A cet égard, le gouvernement aurait dû signifier une loi de Finances crédible qui tienne compte de la situation de crise des finances publiques. Et non pas présenter un budget où la mobilisation des ressources extérieures est donnée pour acquise. En reportant les mesures d’austérité requises, à l’image des gouvernements précédents. Ce qui constitue un mauvais signal à l’adresse des bailleurs de fonds et des agences de rating. D’ailleurs, le schéma extrême sus-indiqué incite-t-il à produire une Loi de Finances rectificative qui soit à la mesure des contraintes qui pèsent sur le financement du budget de l’Etat.
De ce point de vue et au niveau des dépenses publiques, il faudrait reporter les recrutements prévus par la LF2022. De même qu’il serait nécessaire de geler les salaires et les avancements dans la fonction publique.
Une révision des prix à la hausse
En outre, les prix du carburant, du gaz et de l’électricité devraient être davantage revus à la hausse. Et ce, afin de diminuer sensiblement les subventions afférentes et encourager l’économe d’énergie. Enfin, les dépenses d’investissement devraient malheureusement baisser significativement. Par ailleurs, il serait essentiel de prévoir un programme complémentaire d’aide aux ménages démunis, afin d’alléger le poids de l’austérité.
S’agissant des recettes publiques, l’Etat devrait céder rapidement ses participations minoritaires dans le secteur financier.
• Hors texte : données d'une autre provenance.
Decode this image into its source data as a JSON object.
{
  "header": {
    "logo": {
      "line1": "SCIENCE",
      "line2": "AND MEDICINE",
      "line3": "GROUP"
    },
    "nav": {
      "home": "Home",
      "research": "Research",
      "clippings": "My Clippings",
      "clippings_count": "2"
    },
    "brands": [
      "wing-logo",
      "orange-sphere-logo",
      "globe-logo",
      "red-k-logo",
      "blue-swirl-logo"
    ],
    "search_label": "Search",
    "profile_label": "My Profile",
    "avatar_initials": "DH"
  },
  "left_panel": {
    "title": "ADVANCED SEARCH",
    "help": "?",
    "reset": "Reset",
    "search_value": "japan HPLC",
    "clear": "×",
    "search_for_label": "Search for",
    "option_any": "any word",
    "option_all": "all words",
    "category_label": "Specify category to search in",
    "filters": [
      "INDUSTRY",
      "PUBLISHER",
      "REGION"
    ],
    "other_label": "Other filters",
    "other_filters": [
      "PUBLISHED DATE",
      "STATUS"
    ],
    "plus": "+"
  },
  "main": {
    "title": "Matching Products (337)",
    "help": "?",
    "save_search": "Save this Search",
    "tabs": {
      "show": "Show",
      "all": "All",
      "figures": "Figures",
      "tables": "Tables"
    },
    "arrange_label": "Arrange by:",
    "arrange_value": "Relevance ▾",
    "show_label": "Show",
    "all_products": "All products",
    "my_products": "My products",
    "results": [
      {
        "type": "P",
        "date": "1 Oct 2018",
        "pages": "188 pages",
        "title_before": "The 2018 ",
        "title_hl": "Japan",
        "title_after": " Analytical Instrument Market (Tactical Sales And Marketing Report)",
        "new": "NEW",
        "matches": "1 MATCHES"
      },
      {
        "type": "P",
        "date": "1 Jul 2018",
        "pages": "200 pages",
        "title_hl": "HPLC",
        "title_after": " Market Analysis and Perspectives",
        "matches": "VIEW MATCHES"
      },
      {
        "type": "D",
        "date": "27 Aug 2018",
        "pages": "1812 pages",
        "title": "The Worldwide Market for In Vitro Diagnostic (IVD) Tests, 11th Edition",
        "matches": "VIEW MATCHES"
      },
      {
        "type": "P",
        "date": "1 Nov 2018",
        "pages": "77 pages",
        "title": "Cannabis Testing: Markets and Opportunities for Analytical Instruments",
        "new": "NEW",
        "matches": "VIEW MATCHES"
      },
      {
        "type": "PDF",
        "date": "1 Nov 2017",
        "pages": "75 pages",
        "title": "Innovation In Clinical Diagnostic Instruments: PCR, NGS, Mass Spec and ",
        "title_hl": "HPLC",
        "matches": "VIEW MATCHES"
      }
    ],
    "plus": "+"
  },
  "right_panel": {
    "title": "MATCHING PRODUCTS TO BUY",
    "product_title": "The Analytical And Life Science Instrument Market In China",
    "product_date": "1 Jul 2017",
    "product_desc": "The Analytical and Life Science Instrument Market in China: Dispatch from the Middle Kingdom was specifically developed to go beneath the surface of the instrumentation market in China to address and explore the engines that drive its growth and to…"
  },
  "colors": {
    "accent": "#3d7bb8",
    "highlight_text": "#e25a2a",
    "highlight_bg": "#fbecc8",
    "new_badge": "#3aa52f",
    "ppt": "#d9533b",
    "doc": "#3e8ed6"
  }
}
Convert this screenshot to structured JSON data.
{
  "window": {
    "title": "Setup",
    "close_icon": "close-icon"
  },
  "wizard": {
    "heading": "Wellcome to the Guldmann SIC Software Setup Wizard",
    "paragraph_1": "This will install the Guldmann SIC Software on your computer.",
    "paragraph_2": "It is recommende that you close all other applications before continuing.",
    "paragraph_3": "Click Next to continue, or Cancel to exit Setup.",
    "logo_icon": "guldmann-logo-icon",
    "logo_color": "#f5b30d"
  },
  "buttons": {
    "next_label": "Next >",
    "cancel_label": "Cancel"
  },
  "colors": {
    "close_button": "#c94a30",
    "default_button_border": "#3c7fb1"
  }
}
Et il faudrait engager sans délai des négociations sérieuses avec l’UGTT. Lesquelles concerneraient la restructuration et l’assainissement des entreprises publiques. Avec l’éventuelle privatisation partielle ou totale de certaines d’entre elles, sur la base du cas par cas et sans lignes rouges.
Ainsi, ces mesures permettraient de réduire le déficit budgétaire tunisien à près de 4 à 4.5%. Tout en donnant un signal fort et crédible à l’adresse du FMI. Sur cette base, le besoin de financement extérieur de l’Etat serait d’environ 9 milliards de dinars, dont près de 6 milliards au titre du service de la dette publique extérieure.
L’accord avec le FMI est de la plus haute importance
Dans le cas où un accord avec le FMI ne serait pas conclu avant le dernier trimestre de 2022, la BCT devrait avancer à l’Etat, sur toute l’année, l’équivalent de 6 milliards de dinars en devises et 3 milliards de dinars courants.
Dans cette configuration extrême, les réserves de devises de la Tunisie chuteraient probablement à près de 50 jours d’importation vers la fin de 2022, avec toutes les conséquences susmentionnées. Des éventuelles aides bilatérales soulageraient quelque peu les avoirs en devises, mais ne régleraient pas les problèmes de fond.
Eu égard à ce qui précède et au-delà des gesticulations souverainistes, il est donc de la plus haute importance qu’un accord avec le FMI intervienne durant le premier semestre de 2022.
Cependant, il faut espérer que les exigences du FMI quant aux réformes à mettre en œuvre en Tunisie ne soient pas surdéterminées par des considérations politiques. L’importance des canaux d’influence des Etats-Unis et de l’UE dans les politiques du FMI et de la Banque Mondiale n’échappe à personne.
L’implacable réalité économique face aux pressions politiques
Gageons que les pressions politiques, par ailleurs manifestes depuis le 25 juillet 2021, ne trouvent pas prétexte dans des négociations qui traînent le pas. Si tel était le cas (ce que je n’ose croire personnellement), la dégradation des comptes extérieurs mettrait la Tunisie dans la situation de l’«illiquidité du débiteur ». Ce qui implique le recours au réaménagement de sa dette extérieure bilatérale et multilatérale (rééchelonnement du principal sans interruption du paiement des intérêts qui peuvent être refinancés). Serait-ce le prix à payer pour un éventuel accord avec le FMI?
Devant l’implacable réalité économique et financière, le discours lénifiant finit par lasser; et quand la langue se perd, c’est le poing qui se lève.